After the release of the third-quarter economic data, the capital market began to anticipate that there will be more aggressive policies to stimulate consumption in the fourth quarter. If these policies are implemented, family consumption, represented by travel consumption, is expected to benefit further. On October 21, a general rise in the A-share travel, hotel, and civil aviation sectors also preliminarily reflected the continuous resonance opportunities between the market and the industry.

As analyzed earlier, since the conditions of "heavenly timing, geographical advantage, and harmonious people" are reunited, a batch of high-quality companies in the travel track have good development opportunities.

The "2024 Q2 China Travel Consumption Trend Insight Report" jointly launched by环球旅讯 and Digital 100 points out that from the perspective of changes in travel booking habits, OTA remains the first choice for users' reservations, but interest content platforms such as Douyin, Kuaishou, and Xiaohongshu are gradually emerging.

Looking at the listed OTA platforms, Ctrip and Tongcheng Travel each have their strengths - both hold a leading position in China's OTA (online travel market), and their market shares have increased compared to 2019. Among them, Tongcheng Travel has a clear advantage in the mass tourism market, the sinking market, and the young user market, and currently, its user consumption frequency and per capita consumption amount have significantly increased compared to 2019.

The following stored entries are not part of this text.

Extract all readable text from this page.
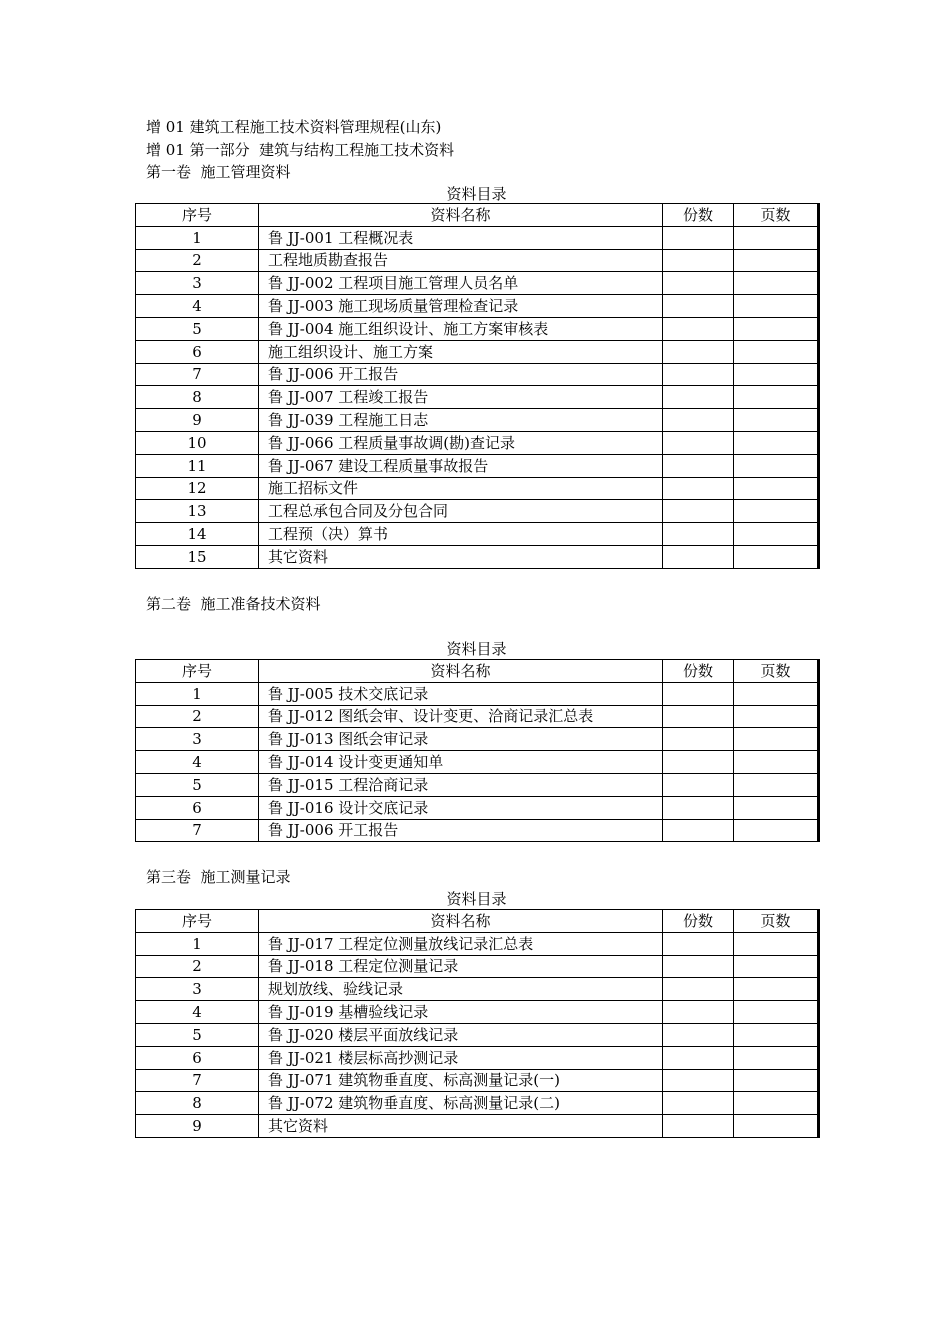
增 01 建筑工程施工技术资料管理规程(山东)
增 01 第一部分  建筑与结构工程施工技术资料
第一卷  施工管理资料
资料目录
序号	资料名称	份数	页数
1	鲁 JJ-001 工程概况表		
2	工程地质勘查报告		
3	鲁 JJ-002 工程项目施工管理人员名单		
4	鲁 JJ-003 施工现场质量管理检查记录		
5	鲁 JJ-004 施工组织设计、施工方案审核表		
6	施工组织设计、施工方案		
7	鲁 JJ-006 开工报告		
8	鲁 JJ-007 工程竣工报告		
9	鲁 JJ-039 工程施工日志		
10	鲁 JJ-066 工程质量事故调(勘)查记录		
11	鲁 JJ-067 建设工程质量事故报告		
12	施工招标文件		
13	工程总承包合同及分包合同		
14	工程预（决）算书		
15	其它资料		
第二卷  施工准备技术资料
资料目录
序号	资料名称	份数	页数
1	鲁 JJ-005 技术交底记录		
2	鲁 JJ-012 图纸会审、设计变更、洽商记录汇总表		
3	鲁 JJ-013 图纸会审记录		
4	鲁 JJ-014 设计变更通知单		
5	鲁 JJ-015 工程洽商记录		
6	鲁 JJ-016 设计交底记录		
7	鲁 JJ-006 开工报告		
第三卷  施工测量记录
资料目录
序号	资料名称	份数	页数
1	鲁 JJ-017 工程定位测量放线记录汇总表		
2	鲁 JJ-018 工程定位测量记录		
3	规划放线、验线记录		
4	鲁 JJ-019 基槽验线记录		
5	鲁 JJ-020 楼层平面放线记录		
6	鲁 JJ-021 楼层标高抄测记录		
7	鲁 JJ-071 建筑物垂直度、标高测量记录(一)		
8	鲁 JJ-072 建筑物垂直度、标高测量记录(二)		
9	其它资料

Compared with industry competitors, in the first half of 2024, Tongcheng Travel's revenue increased by 48.77% year-on-year, higher than the growth rate of other OTAs during the same period, showing that the company has higher growth elasticity.

From a long-term perspective, Tongcheng Travel's leading advantages are still in a stage of rapid transformation and release.

For example, the industrial chain layout and international strategy seen this year are gradually taking shape and being implemented quickly. Data for the second quarter of 2024 show that Tongcheng Travel's international air ticket volume set a new daily record, with a year-on-year increase of over 160%; the number of international hotel room nights increased by nearly 140% year-on-year, indicating that Tongcheng Travel's expansion and layout in the international market have achieved significant results.Gathering and empowering the industrial chain, and rapidly promoting international layout, these proven strategic measures may provide the company with new growth points and greater market potential.

Recently, Tongcheng Travel also received an increase of nearly 48 million Hong Kong dollars in corresponding shares from JPMorgan Chase. It is understood that after this increase, JPMorgan Chase's latest shareholding number is about 118 million shares, and the latest shareholding ratio is 5.09%.

As an internationally renowned investment bank, JPMorgan Chase can to some extent reflect the high recognition of the continuous important position of China's travel industry in national consumption. Tongcheng Travel is expected to be more optimistic by more institutional investors and "smart money" in the new round of bull market.